Esther 2:1, Question 2. Why does the verse imply that Achashverosh’s anger was not calmed?

  • Similar to yesterday’s post, the Midrash (Esther Rabbah 5:2) points out that the verse says “kisoch” (“like it was calmed”) instead of “bisoch” (“it was calmed”), implying that Achashverosh’s anger was not completely calmed. This anger will show its ugly head again towards the end of Megillas Esther once the king applies it to Haman, as it says “and the king’s anger was calmed” (7:10).
  • According to Targum Sheini, Achashverosh was not angry with Vashti, but with the advisers who allowed for her to be removed. He therefore had them killed. If so, how do the rabbis reconcile this with the opinion that Memuchan, the adviser who originates the plan to kill Vashti, was Haman (see previous posts), who is clearly alive later in the story? V’zos L’Yehudah states that Achashverosh decided that a quick death was too good for Haman, and that he should be kept around – even elevated – to lull him into a false sense of security, and should then be cut down all the more tragically.
  • The Aruchas Tamid answers that Memuchan was actually hanged along with the other advisers, but miraculously fell from the gallows alive and Persian law did not allow for a condemned criminal to hang twice for the same crime. Rabbi Moshe Meir Weiss points out that this is yet another example of a miracle needed to bring the Purim story to fruition.

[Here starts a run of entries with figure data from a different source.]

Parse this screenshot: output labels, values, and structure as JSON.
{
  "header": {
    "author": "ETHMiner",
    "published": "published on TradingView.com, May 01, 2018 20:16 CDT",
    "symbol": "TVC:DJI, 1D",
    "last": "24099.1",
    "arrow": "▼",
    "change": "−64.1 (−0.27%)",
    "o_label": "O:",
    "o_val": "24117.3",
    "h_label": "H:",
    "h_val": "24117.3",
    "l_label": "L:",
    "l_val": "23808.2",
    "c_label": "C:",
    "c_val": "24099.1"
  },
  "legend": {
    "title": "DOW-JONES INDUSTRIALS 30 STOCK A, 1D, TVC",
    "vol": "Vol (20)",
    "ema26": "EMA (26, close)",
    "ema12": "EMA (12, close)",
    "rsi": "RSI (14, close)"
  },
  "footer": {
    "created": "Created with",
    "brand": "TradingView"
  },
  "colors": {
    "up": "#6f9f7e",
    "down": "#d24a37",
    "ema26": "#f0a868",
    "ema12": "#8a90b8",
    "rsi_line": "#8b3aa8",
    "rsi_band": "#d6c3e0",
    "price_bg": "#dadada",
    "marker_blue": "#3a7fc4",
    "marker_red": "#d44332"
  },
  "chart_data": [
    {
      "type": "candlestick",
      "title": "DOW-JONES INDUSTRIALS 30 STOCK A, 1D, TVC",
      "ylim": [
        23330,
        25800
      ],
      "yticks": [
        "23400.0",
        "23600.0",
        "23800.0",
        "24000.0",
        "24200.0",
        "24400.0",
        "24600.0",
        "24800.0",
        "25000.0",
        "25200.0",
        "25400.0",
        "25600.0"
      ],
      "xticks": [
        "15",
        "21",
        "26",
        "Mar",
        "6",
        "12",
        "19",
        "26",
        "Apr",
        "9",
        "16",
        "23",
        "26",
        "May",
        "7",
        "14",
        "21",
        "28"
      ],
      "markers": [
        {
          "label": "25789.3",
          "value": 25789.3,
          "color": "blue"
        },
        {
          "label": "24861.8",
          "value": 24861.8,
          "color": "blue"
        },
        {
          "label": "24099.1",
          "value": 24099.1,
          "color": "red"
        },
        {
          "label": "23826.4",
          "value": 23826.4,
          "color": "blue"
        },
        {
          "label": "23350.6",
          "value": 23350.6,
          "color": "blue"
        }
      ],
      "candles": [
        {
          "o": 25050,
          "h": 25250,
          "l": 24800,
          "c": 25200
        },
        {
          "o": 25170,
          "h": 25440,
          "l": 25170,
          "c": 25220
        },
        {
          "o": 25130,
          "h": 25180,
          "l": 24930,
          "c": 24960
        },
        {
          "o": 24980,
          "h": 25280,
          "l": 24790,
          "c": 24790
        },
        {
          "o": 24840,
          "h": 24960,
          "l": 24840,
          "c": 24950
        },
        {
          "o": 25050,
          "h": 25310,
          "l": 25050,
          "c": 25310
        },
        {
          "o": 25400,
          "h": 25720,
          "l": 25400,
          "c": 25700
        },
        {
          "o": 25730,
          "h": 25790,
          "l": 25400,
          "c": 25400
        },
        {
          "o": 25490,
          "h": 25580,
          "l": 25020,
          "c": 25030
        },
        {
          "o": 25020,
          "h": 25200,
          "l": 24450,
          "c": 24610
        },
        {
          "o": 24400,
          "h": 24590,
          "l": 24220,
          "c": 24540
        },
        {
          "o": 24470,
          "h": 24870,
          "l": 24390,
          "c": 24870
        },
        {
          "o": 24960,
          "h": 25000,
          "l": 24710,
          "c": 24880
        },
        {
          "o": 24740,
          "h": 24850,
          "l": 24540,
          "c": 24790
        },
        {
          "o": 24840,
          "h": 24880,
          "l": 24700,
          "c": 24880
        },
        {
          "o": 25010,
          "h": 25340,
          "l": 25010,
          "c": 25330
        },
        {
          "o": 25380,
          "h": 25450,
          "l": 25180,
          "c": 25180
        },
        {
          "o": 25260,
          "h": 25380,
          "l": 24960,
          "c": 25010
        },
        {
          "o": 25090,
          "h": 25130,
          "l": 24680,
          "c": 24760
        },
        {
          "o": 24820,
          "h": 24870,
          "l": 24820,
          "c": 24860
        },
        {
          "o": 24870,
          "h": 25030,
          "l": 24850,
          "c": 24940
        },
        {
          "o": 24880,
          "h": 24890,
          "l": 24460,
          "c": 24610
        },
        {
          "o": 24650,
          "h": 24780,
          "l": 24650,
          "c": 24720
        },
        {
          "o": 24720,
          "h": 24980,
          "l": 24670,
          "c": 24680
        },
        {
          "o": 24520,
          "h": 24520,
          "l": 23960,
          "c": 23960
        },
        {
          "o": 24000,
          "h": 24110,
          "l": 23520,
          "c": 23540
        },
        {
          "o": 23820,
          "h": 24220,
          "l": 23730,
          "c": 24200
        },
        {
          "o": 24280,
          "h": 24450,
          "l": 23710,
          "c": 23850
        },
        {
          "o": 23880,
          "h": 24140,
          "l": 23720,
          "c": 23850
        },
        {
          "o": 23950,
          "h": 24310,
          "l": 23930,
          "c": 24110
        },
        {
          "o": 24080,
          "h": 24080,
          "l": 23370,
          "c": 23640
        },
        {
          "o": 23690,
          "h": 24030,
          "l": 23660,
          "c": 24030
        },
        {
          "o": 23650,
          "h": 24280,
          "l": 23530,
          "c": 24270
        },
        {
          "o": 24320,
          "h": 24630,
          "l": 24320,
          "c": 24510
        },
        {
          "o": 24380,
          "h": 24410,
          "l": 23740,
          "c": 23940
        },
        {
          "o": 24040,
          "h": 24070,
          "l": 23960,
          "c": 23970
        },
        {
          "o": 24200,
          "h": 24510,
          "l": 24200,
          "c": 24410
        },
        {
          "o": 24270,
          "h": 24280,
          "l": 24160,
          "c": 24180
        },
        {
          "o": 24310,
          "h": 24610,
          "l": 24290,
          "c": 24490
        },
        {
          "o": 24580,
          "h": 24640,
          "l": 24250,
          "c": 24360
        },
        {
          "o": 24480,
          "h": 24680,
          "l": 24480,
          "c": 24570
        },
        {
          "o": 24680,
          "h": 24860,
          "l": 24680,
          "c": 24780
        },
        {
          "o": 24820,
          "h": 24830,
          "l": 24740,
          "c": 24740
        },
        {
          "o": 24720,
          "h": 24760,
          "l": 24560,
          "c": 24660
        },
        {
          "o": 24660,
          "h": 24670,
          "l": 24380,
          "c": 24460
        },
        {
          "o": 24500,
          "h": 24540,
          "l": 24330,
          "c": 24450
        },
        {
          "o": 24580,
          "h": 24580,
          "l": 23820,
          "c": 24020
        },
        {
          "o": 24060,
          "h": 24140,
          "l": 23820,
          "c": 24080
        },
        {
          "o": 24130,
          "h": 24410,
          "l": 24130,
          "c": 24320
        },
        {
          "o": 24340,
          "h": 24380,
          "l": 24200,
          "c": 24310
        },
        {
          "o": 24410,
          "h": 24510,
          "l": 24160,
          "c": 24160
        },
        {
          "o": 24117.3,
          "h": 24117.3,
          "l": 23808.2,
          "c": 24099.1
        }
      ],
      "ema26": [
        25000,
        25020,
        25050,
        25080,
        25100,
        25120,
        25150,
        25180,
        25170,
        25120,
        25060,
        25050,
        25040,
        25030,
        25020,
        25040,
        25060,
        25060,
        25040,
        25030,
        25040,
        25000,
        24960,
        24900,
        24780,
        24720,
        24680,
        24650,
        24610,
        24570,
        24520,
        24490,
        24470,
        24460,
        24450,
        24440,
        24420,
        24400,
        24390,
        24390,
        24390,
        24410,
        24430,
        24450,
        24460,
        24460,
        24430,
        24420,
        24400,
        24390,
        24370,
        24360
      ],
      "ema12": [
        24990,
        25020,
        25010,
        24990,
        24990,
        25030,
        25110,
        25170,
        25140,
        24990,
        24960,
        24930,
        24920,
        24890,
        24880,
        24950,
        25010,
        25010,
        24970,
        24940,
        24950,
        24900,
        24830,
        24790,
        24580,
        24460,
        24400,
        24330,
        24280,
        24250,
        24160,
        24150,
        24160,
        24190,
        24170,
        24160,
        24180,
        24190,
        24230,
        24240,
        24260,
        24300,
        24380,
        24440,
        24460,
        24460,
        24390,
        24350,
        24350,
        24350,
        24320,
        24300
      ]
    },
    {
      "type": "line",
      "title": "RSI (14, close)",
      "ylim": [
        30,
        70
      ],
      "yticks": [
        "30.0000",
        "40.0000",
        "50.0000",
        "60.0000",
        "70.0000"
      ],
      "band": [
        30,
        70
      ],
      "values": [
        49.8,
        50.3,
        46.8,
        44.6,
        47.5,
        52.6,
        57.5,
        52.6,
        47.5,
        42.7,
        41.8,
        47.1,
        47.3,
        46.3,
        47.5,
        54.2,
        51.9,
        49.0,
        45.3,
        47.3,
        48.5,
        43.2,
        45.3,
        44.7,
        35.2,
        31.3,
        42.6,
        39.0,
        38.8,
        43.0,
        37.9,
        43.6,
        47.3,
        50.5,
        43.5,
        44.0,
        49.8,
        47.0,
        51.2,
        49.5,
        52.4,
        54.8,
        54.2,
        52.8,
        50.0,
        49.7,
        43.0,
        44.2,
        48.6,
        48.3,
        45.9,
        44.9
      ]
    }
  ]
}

Esther 1:12, Question 3. Why are there two terms for Achashverosh’s anger?

  • According to the Malbim, the two terms used for the anger of Achashverosh are external and internal. “Katzaf” really means froth, which is a physical substance, whereas “cham” really means heat, something rather invisible. He was angry for two reasons, after all – a personal, ego-related reason, and a public, political reason.
  • According to the Maharal, some of the anger was from himself, and some from Heaven, which fits nicely with the idea that H-Shem controls the rulers of the world (see our earlier post for Dec. 12, ’11).